Deported, and now childless
Montes, who had lived in the U.S. illegally for almost 10 years, was sent back to Mexico in 2010 after having been sentenced to probation following an arrest for driving with an expired license, an expired registration and no automobile insurance. He was detained by Immigration and Customs Enforcement (ICE) agents at one of his probation meetings.
Under normal circumstances, Montes’ children would have been put in the care of a relative. But because there was no relative capable of caring for them, social workers took his boys, all younger than 7, and separated them into different foster families. Now the state of North Carolina won’t let Montes claim his children just because he’s in Mexico.

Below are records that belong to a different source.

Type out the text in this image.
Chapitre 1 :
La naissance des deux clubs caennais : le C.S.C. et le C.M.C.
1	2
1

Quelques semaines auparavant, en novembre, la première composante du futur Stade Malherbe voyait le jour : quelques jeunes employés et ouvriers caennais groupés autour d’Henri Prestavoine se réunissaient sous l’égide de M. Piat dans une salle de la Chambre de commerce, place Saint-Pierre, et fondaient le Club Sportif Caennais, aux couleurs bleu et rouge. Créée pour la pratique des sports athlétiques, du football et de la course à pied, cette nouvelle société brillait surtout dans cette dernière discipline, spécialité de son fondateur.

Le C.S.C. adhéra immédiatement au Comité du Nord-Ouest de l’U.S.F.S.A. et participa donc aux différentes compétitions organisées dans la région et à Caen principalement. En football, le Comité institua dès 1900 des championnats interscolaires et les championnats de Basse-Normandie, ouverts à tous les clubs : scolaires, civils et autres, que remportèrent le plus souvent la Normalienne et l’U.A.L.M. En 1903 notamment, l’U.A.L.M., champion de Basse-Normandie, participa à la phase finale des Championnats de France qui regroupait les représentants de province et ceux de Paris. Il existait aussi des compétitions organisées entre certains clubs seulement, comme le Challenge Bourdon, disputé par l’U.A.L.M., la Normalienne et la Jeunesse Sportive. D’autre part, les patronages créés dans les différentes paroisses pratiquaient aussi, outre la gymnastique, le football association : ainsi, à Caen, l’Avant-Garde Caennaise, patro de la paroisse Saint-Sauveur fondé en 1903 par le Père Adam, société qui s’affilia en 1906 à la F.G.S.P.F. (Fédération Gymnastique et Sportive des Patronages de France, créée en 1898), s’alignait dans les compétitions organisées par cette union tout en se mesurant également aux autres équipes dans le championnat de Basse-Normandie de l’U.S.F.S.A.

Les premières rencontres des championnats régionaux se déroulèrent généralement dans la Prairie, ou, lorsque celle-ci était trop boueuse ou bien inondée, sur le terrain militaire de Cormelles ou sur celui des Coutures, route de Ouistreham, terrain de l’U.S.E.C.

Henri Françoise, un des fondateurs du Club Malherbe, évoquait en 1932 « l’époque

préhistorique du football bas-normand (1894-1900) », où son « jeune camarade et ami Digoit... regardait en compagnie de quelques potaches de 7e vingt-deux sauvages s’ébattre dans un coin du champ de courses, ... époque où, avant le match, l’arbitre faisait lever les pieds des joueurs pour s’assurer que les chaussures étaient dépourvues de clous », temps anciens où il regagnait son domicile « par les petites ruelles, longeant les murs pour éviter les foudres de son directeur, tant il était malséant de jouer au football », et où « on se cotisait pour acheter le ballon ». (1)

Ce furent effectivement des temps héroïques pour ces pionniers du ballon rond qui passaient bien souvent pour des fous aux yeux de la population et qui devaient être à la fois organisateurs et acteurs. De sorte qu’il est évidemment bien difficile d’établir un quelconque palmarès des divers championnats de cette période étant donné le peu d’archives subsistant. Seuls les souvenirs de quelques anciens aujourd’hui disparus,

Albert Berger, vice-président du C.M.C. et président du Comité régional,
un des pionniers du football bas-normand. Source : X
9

According to an Associated Press report, ICE officials said they didn’t communicate with North Carolina’s Child Protective Services about Montes because it’s not their job to call child welfare officials every time a parent is detained, and noted that they don’t have a formal policy for dealing with child welfare agencies.

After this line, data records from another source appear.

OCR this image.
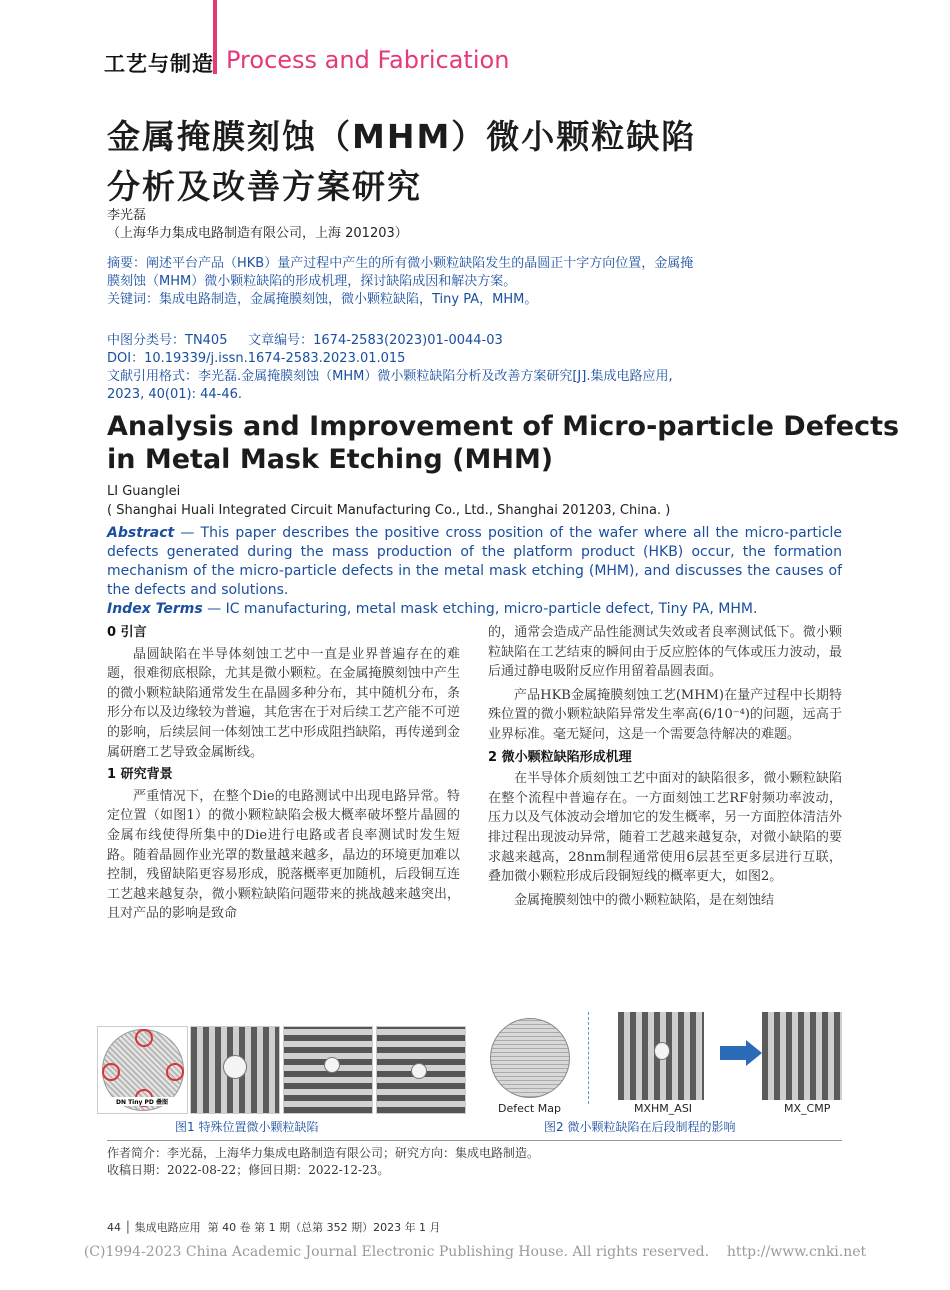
工艺与制造 Process and Fabrication
金属掩膜刻蚀（MHM）微小颗粒缺陷
分析及改善方案研究
李光磊
（上海华力集成电路制造有限公司，上海 201203）
摘要：阐述平台产品（HKB）量产过程中产生的所有微小颗粒缺陷发生的晶圆正十字方向位置，金属掩
膜刻蚀（MHM）微小颗粒缺陷的形成机理，探讨缺陷成因和解决方案。
关键词：集成电路制造，金属掩膜刻蚀，微小颗粒缺陷，Tiny PA，MHM。
中图分类号：TN405     文章编号：1674-2583(2023)01-0044-03
DOI：10.19339/j.issn.1674-2583.2023.01.015
文献引用格式：李光磊.金属掩膜刻蚀（MHM）微小颗粒缺陷分析及改善方案研究[J].集成电路应用,
2023, 40(01): 44-46.
Analysis and Improvement of Micro-particle Defects
in Metal Mask Etching (MHM)
LI Guanglei
( Shanghai Huali Integrated Circuit Manufacturing Co., Ltd., Shanghai 201203, China. )
Abstract — This paper describes the positive cross position of the wafer where all the micro-particle defects generated during the mass production of the platform product (HKB) occur, the formation mechanism of the micro-particle defects in the metal mask etching (MHM), and discusses the causes of the defects and solutions.
Index Terms — IC manufacturing, metal mask etching, micro-particle defect, Tiny PA, MHM.
0 引言

晶圆缺陷在半导体刻蚀工艺中一直是业界普遍存在的难题，很难彻底根除，尤其是微小颗粒。在金属掩膜刻蚀中产生的微小颗粒缺陷通常发生在晶圆多种分布，其中随机分布，条形分布以及边缘较为普遍，其危害在于对后续工艺产能不可逆的影响，后续层间一体刻蚀工艺中形成阻挡缺陷，再传递到金属研磨工艺导致金属断线。

1 研究背景

严重情况下，在整个Die的电路测试中出现电路异常。特定位置（如图1）的微小颗粒缺陷会极大概率破坏整片晶圆的金属布线使得所集中的Die进行电路或者良率测试时发生短路。随着晶圆作业光罩的数量越来越多，晶边的环境更加难以控制，残留缺陷更容易形成，脱落概率更加随机，后段铜互连工艺越来越复杂，微小颗粒缺陷问题带来的挑战越来越突出，且对产品的影响是致命

的，通常会造成产品性能测试失效或者良率测试低下。微小颗粒缺陷在工艺结束的瞬间由于反应腔体的气体或压力波动，最后通过静电吸附反应作用留着晶圆表面。

产品HKB金属掩膜刻蚀工艺(MHM)在量产过程中长期特殊位置的微小颗粒缺陷异常发生率高(6/10⁻⁴)的问题，远高于业界标准。毫无疑问，这是一个需要急待解决的难题。

2 微小颗粒缺陷形成机理

在半导体介质刻蚀工艺中面对的缺陷很多，微小颗粒缺陷在整个流程中普遍存在。一方面刻蚀工艺RF射频功率波动，压力以及气体波动会增加它的发生概率，另一方面腔体清洁外排过程出现波动异常，随着工艺越来越复杂，对微小缺陷的要求越来越高，28nm制程通常使用6层甚至更多层进行互联，叠加微小颗粒形成后段铜短线的概率更大，如图2。

金属掩膜刻蚀中的微小颗粒缺陷，是在刻蚀结

DN Tiny PD 叠图
图1 特殊位置微小颗粒缺陷
Defect Map	MXHM_ASI	MX_CMP
图2 微小颗粒缺陷在后段制程的影响
作者简介：李光磊，上海华力集成电路制造有限公司；研究方向：集成电路制造。
收稿日期：2022-08-22；修回日期：2022-12-23。
44 │ 集成电路应用  第 40 卷 第 1 期（总第 352 期）2023 年 1 月
(C)1994-2023 China Academic Journal Electronic Publishing House. All rights reserved.    http://www.cnki.net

This is not a mere blip. Last fall the Applied Research Center (ARC), a New York-based social justice public policy institute, detailed in a report that 5,100 U.S.-born children whose parents are caught up in illegal immigration detention are “highly likely” to be lost in the foster care system even though their parents want to care for them once they return to their native country.
This separation of children usually happens because the parents, who are effectively imprisoned, are not able to comply with standard procedures for proving a parent is fit to care for their child. According to the ARC, parents are detained an average of 370 miles from their kids and without meaningful ways to participate in decisions about their well-being or comply with reunification plans.
And worse, as Seth Freed Wessler, the author and principal investigator of the ARC’s report “Shattered Families: The Perilous Intersection of Immigration Enforcement and the Child Welfare System” told me, “In some cases, when parents are back in their native countries, (child welfare agencies) are denying parents custody by arguing that, even parentless, children are better off in the U.S.”Cruelly, that’s exactly the stance the Alleghany County Department of Social Services in Sparta, N.C., is taking as it tries to sever all of Montes’ parental rights. As the AP reported, the agency believes the kids would be better off here in foster care than in Mexico with their dad and his family because he lives in a small village and the residence, while having a refrigerator, satellite TV, a microwave, room to play and a school nearby, lacks running water.
The whole thing is ridiculous. There are people all over the world who don’t have the luxury of running water, but our government doesn’t usually take an active role in scattering their families. And think about this: How much is it costing North Carolina taxpayers for Montes’ past four hearings on the matter—at least two more are expected—which have required multiple social workers and judges? Plus, the cost to keep three kids in foster care is easily $20,000-$30,000 for each child annually.
And for what? The man was deported after he’d been convicted of traffic violations.
“There’s no evidence he ever used drugs, no evidence of drunkenness or DUI. The state has no witnesses to claim there was abuse or neglect,” Donna Shumate, Montes’ court-appointed lawyer, told me. “Basically they’re saying that the act of being deported is in itself a crime—which it is not—and that he’s unfit because he’s living in Mexico.”ICE officials told me very clearly, “For parents who are ordered removed, it is their decision whether or not to relocate their children with them,” reiterating long-standing legal precedent on the rights of parents, regardless of their immigration status.
Obviously, brains reflexively turn to mush anytime illegal immigration comes into play. But let’s hope someone in North Carolina has the sense to stop this cruel, expensive craziness and respect the rights of U.S.-citizen children to be with their parents, wherever they may be.